As one would expect from the title of the film and from any understanding of how the director works, it is not a surprise that the notion of ‘skin’ is a running theme in the film. Think of all the phrases we know that involve skin and one can easily apply them to moments in the story. Almodovar gets under the skin of his characters both literally and metaphorically. His story peels like an onion, each individual shedding being translucent showing its inter-relationship to the wider story and to the other characters around and within. Most of all, Almodovar uses the idea of skin as an underlying metaphor associating it with private identity and hidden sexuality/homosexuality. One notes the subtlety with which this is transported to us on screen: the hose-washing of Vicente where his clothes stick to his body; the body-suit designed to mould and hold the body in shape (assistance and captivity in an ‘all-in-one’); the tiger costume of the estranged son of Marilia, ridiculous yet manipulatively designed for emotional impact on his mother. In this film, skin is not private, it is not sacred, it is not a surface which signals one to stop. It is penetrative and abusable. It is porous and osmotic, breathing in disappointments and regret and giving out poisonous psychosis and lies.     

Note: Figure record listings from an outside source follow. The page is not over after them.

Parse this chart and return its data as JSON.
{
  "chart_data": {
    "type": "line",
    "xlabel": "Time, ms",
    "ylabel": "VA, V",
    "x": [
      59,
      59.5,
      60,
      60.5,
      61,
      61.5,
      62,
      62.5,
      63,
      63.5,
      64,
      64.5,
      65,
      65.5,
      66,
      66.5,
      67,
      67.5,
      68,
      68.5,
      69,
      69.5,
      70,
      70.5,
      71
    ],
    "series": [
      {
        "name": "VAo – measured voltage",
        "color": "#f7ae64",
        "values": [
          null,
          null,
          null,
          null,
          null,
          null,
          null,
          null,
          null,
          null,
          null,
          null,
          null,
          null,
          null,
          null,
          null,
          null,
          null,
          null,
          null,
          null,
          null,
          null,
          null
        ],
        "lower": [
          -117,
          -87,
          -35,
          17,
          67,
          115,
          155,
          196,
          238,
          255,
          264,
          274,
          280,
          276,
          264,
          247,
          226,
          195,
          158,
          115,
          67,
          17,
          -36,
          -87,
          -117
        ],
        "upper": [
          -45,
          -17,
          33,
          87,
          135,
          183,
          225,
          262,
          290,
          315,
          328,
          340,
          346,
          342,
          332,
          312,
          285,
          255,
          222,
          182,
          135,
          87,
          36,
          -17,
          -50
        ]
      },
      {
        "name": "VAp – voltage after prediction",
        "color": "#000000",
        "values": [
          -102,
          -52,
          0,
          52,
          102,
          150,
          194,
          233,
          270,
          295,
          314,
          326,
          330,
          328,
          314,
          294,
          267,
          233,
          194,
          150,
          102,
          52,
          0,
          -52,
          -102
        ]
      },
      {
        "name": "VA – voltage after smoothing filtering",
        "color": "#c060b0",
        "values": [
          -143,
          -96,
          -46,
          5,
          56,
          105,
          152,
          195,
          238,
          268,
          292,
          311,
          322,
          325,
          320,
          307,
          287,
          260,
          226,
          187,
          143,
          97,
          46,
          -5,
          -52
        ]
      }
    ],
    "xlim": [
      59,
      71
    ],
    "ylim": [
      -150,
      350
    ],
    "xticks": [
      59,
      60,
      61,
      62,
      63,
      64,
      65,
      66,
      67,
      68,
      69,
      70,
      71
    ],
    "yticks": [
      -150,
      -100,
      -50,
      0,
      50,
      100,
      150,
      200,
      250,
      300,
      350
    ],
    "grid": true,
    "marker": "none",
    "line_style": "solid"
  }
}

It is hard not to be carried away in describing the artfulness of this film. I hope I have tantalised you enough to see ‘The Skin I live In’ as it is indeed a triumph. No less for the return of Antonio Banderas to our screens as a controlled, strong, inspiring lead. The film reminds us of the quality of acting Banderas once gave us in his early films such as (here is my full circle, wait for it…) Almodovar’s ‘Tie me up, Tie me down!’ I remember that was the first time I saw him on screen and he really did carry that film just as he carries this one twenty-one years later. Here we see Banderas utterly at ease, working his actor muscles once again under a director that surely must be his muse or visa versa. We suddenly forget the ills of ‘Zorro’ (that sounds like the title of the film – it isn’t), the average ‘Desperado’ and pretty bad ‘Once upon a Time in Mexico’, the ‘Spy Kids’ franchise and the comedy Spanish cat in the Shrek films that frankly any actor could have undertaken. We forget all of this and remember his stunning performance in ‘Evita’ and ‘Frida’. Ironically the roles he has been given by Hollywood have been to spotlight him as a cool, sexy male character with that ‘oh-so-Spanish’ esoteric charm. Yet I do not think he has ever looked as cool and as sexy (and has as much charm) as he does in this movie. In this film we see in Banderas, shades of Christian Bale in ‘American Psycho’ (2000) where being psychotic involves a mixture of nonchalance at the absurd, skilfulness at execution and a selection of the best suits money can buy. This film is proof that Banderas is a good actor without good roles. If Hollywood can’t find them, I suggest he goes back to good ole Almodovar.